CARLOS BOYERO
Imagino a los muy ricos y disolutos jugándose un poquito o un exceso de su heredado patrimonio o de sus conquistadas ganancias y plusvalías en el territorio exclusivo y sofisticado de los casinos, para tirarse el rollo con espectadores, para coquetear un ratito con la caprichosa suerte, para degustar el subidón de adrenalina que provoca el juego (también el robo legalizado o ilegalizado, aunque esa sensación no les resulta exótica, ya que suele formar parte de su actividad profesional), pero jamás haciendo quinielas o jugando a la lotería, aficiones patéticas de la clase media y baja, de lumpen y parias que necesitan la convicción de que los milagros son reales, de que la fe mueve montañas.
Sin embargo, encuentro coherente algo tan retorcido como que algunos representantes del capital puro y duro se dediquen en Navidad a comprar al exultante pueblo llano sus premiados billetes de lotería, ofreciéndoles un poquito más de la pasta que les ha regalado el cielo, para, a cambio, poder lavar sus montañas de dinero negro sin necesidad de hacer cansinos viajes a las islas Caimán, pagar cuotas de intermediarios, confiar en la palabra de los nada fiables banqueros, al hacer el trapicheo. Es obsceno.
Que sepamos, tampoco hay noticias de que le haya tocado el gordo a los concienciados y honestos dirigentes del PP. Sin embargo, todo en su radiante careto y en su feliz expresión delata que la anhelada suerte ha decidido bendecirles. No con unos vulgares millones de euros sino con la maravillosa noticia de que los chacales han engañado al irresponsable negociador y lerdo optimista Zapatero desparramando los cerebros de un par de ecuatorianos y volviendo a acojonar al personal.
Cree esta gente de orden que tienen a huevo arrasar en las elecciones, que van a recobrar la añorada tarta. Dan grima. Y el grisáceo recadero de la mafia, un tal Otegi, se solidariza cínicamente con el dolor y el desasosiego de las víctimas. En su nombre y en el de todos esos bárbaros que no disparan ni colocan bombas, que se limitan a comprender y amar las motivaciones patrióticas de los heroicos guerreros. Es asqueroso.

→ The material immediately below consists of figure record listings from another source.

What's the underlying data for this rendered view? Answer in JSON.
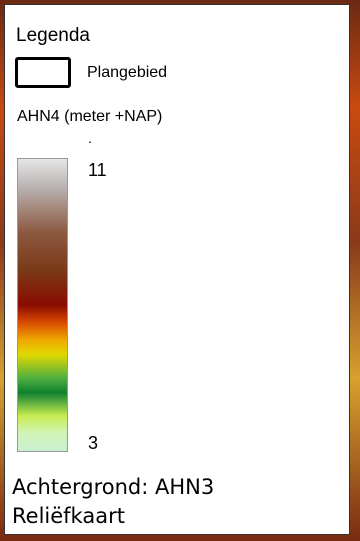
{
  "legend": {
    "title": "Legenda",
    "items": [
      {
        "label": "Plangebied"
      }
    ],
    "colorbar": {
      "title": "AHN4 (meter +NAP)",
      "note": ".",
      "max": 11,
      "min": 3
    },
    "footer": [
      "Achtergrond: AHN3",
      "Reliëfkaart"
    ]
  }
}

Cuenta el guardián de un depredador llamado Sadam Husein que éste leía mucho en su cautiverio, que repartía su comida con los animalitos, que daba de beber a las plantas. Nunca he dudado de la humanidad de los genocidas. Bush, ese aséptico muñeco dotado de poder monstruoso que llora por sus soldaditos muertos (chicanos, hispanos, blancos pobres, ralea prescindible), le ha aplicado la selvática Ley de Lynch al árabe salvaje para que todos los pringaos del universo tomemos puntual nota de que nos espera la justiciera soga si los bendecidos por Dios, por la Historia y por sus genitales, deciden que somos problemáticos para sus sagrados intereses geopolíticos y económicos. Es lo de siempre, lo de toda la vida, pero es imposible acostumbrarse, evitar el miedo y el asco.